2002 August 15 Links

(entry last updated: 2002-08-15 17:15:14)

Looks like the summer heat has slowed down more than just life in Cambridge. So far today, I’ve only found an article at FindLaw. And Joan Jett has decided to take “matters into her own hands” when it comes to her out-of-print material.

A look at the Billboard news reveals that the fight over the so called ‘Seven Year Statute’ has heated up. And, a GigaLaw article suggests that the theories underlying the Gator complaint will make Lynx illegal. Also, the Hamidi v.Intel lawsuit got some ink in the WSJ. Finally (I have to leave for the day), Slashdot discusses how the common man responds to DRM; a Larry Lessig interview at Darwin Magazine; and an article by David Weinberger on DRM, also at Darwin.

(8 items listed below)

  • FindLaw’s Writ has a guest column from someone who’s much more of an optimist than I. Peter Yu asserts that the fact that the copyright owners are fighting a multi-front war rather than focusing on pirates, they are bound to fail.

    I’m less sanguine. I think they have managed to make it a single front war – as far as they are concerned, everyone who opposes them is a pirate. And they’ve managed to convert a sizeable fraction of the population to their perspective.

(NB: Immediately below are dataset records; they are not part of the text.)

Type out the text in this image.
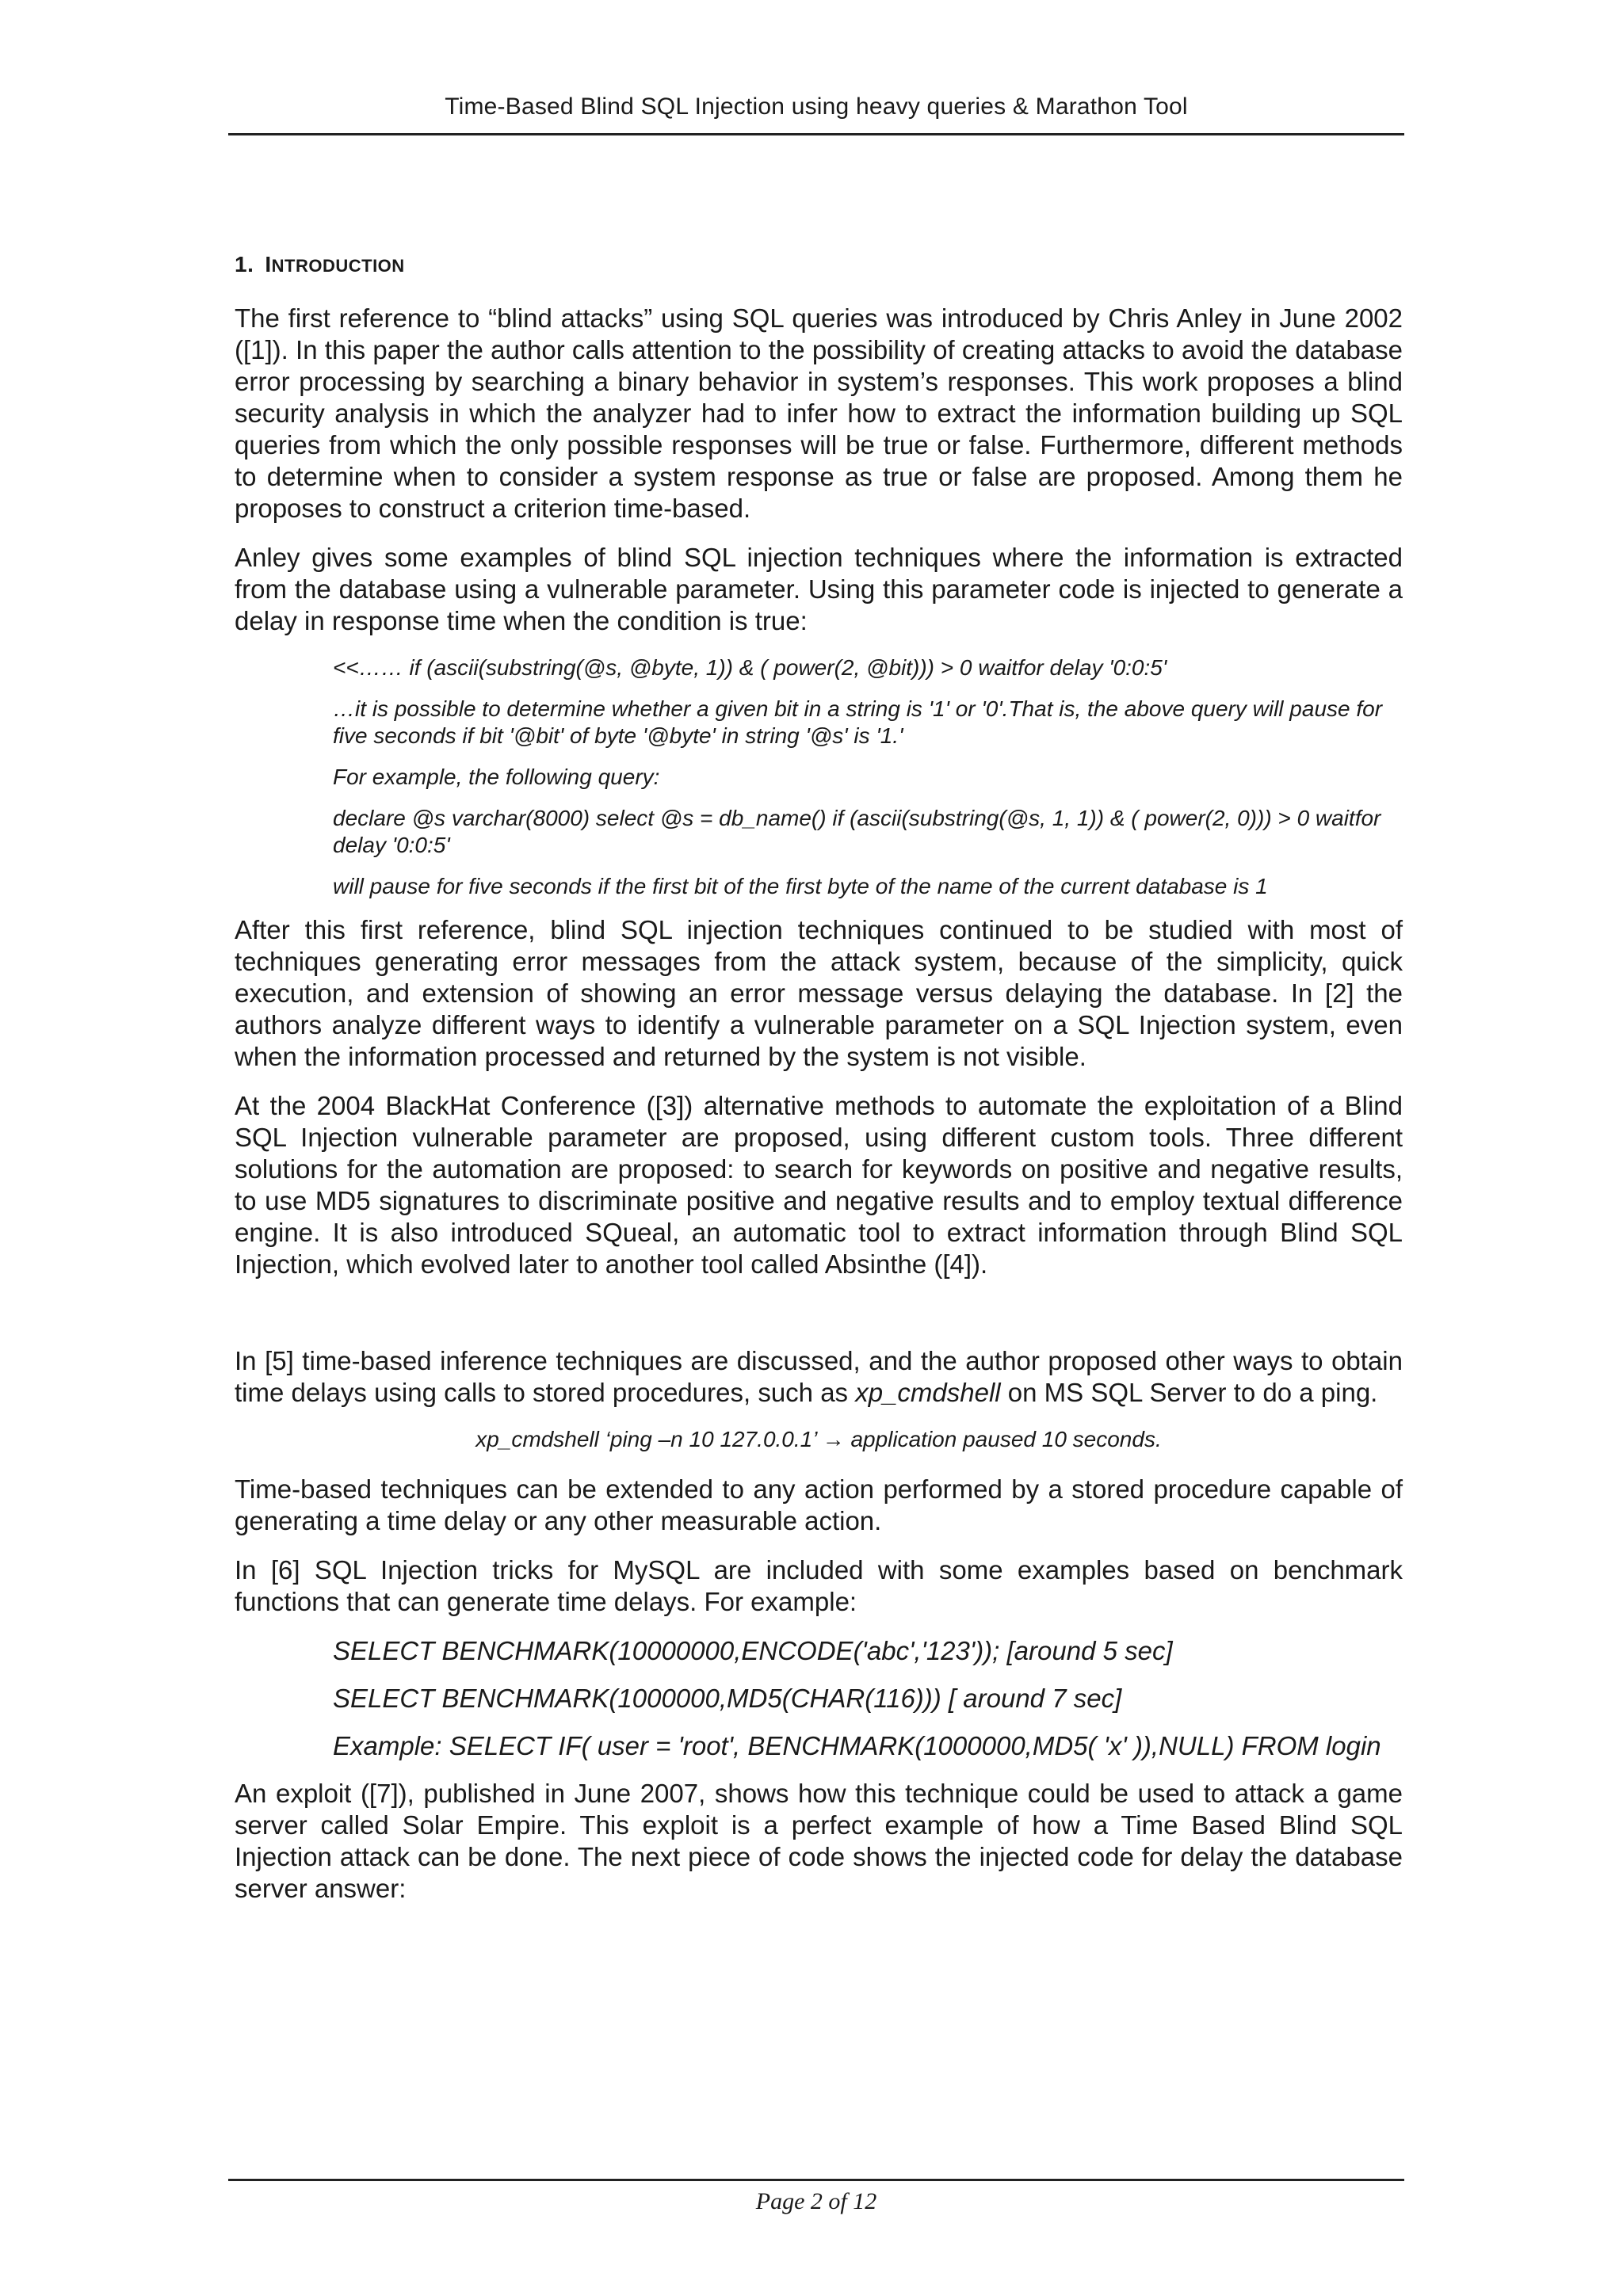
Time-Based Blind SQL Injection using heavy queries & Marathon Tool
1. INTRODUCTION

The first reference to “blind attacks” using SQL queries was introduced by Chris Anley in June 2002 ([1]). In this paper the author calls attention to the possibility of creating attacks to avoid the database error processing by searching a binary behavior in system’s responses. This work proposes a blind security analysis in which the analyzer had to infer how to extract the information building up SQL queries from which the only possible responses will be true or false. Furthermore, different methods to determine when to consider a system response as true or false are proposed. Among them he proposes to construct a criterion time-based.

Anley gives some examples of blind SQL injection techniques where the information is extracted from the database using a vulnerable parameter. Using this parameter code is injected to generate a delay in response time when the condition is true:

<<…… if (ascii(substring(@s, @byte, 1)) & ( power(2, @bit))) > 0 waitfor delay '0:0:5'

…it is possible to determine whether a given bit in a string is '1' or '0'.That is, the above query will pause for five seconds if bit '@bit' of byte '@byte' in string '@s' is '1.'

For example, the following query:

declare @s varchar(8000) select @s = db_name() if (ascii(substring(@s, 1, 1)) & ( power(2, 0))) > 0 waitfor delay '0:0:5'

will pause for five seconds if the first bit of the first byte of the name of the current database is 1

After this first reference, blind SQL injection techniques continued to be studied with most of techniques generating error messages from the attack system, because of the simplicity, quick execution, and extension of showing an error message versus delaying the database. In [2] the authors analyze different ways to identify a vulnerable parameter on a SQL Injection system, even when the information processed and returned by the system is not visible.

At the 2004 BlackHat Conference ([3]) alternative methods to automate the exploitation of a Blind SQL Injection vulnerable parameter are proposed, using different custom tools. Three different solutions for the automation are proposed: to search for keywords on positive and negative results, to use MD5 signatures to discriminate positive and negative results and to employ textual difference engine. It is also introduced SQueal, an automatic tool to extract information through Blind SQL Injection, which evolved later to another tool called Absinthe ([4]).

In [5] time-based inference techniques are discussed, and the author proposed other ways to obtain time delays using calls to stored procedures, such as xp_cmdshell on MS SQL Server to do a ping.

xp_cmdshell ‘ping –n 10 127.0.0.1’ → application paused 10 seconds.

Time-based techniques can be extended to any action performed by a stored procedure capable of generating a time delay or any other measurable action.

In [6] SQL Injection tricks for MySQL are included with some examples based on benchmark functions that can generate time delays. For example:

SELECT BENCHMARK(10000000,ENCODE('abc','123')); [around 5 sec]

SELECT BENCHMARK(1000000,MD5(CHAR(116))) [ around 7 sec]

Example: SELECT IF( user = 'root', BENCHMARK(1000000,MD5( 'x' )),NULL) FROM login

An exploit ([7]), published in June 2007, shows how this technique could be used to attack a game server called Solar Empire. This exploit is a perfect example of how a Time Based Blind SQL Injection attack can be done. The next piece of code shows the injected code for delay the database server answer:

Page 2 of 12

  • Billboard reports that Joan Jett is putting her out-of-print albums up on the Internet. At $10 a pop, it’ll be interesting to see how she does. Her site is kind of funky, particularly the fact that she publishes her own tablatures.
  • The negotiations to settle on text for California state bill 1246 [PDF] (Recording Artists Coalition description) have fallen apart, leading to heated words. This is the statute that Courtney Love’s famous Manifesto addresses in part, although her legal challenge was overturned.
  • GigaLaw has an article, cited by PoliTech, dissecting the Gator lawsuit and speculating about its implications for the future of Internet advertising.
  • "Trespass to chattels" – a striking phrase I had never heard until ILaw 2002 – nor would I have understood the threat it represents in the digital age. Learn something about it in this article from The Wall Street Journal about Intel v. Ken Hamidi
  • Slashdot discusses a Q & A from The Guardian wherein a Windows Media Player user discovers that a hard disk reformat makes his restored files from a CD-R difficult (read: impossible) to play.
  • An interview with Larry Lessig in pure “Cassandra-mode” in Darwin Magazine
  • Also, a provocative piece on the how to solve the DRM mess: let the market do it within the following framework

    In lieu of a well-worked out program, here are Three Precepts of Digital Rights Management. Each rule supercedes the previous one.

    1. Companies that want to sell us works of creativity can do so with whatever enforceable licensing agreement they want.
    2. Fair use isn’t just protected but is expanded in the face of the new reality.
    3. The basic architecture of our computing and networking environment — which maximizes openness, connection and innovation — isn’t degraded.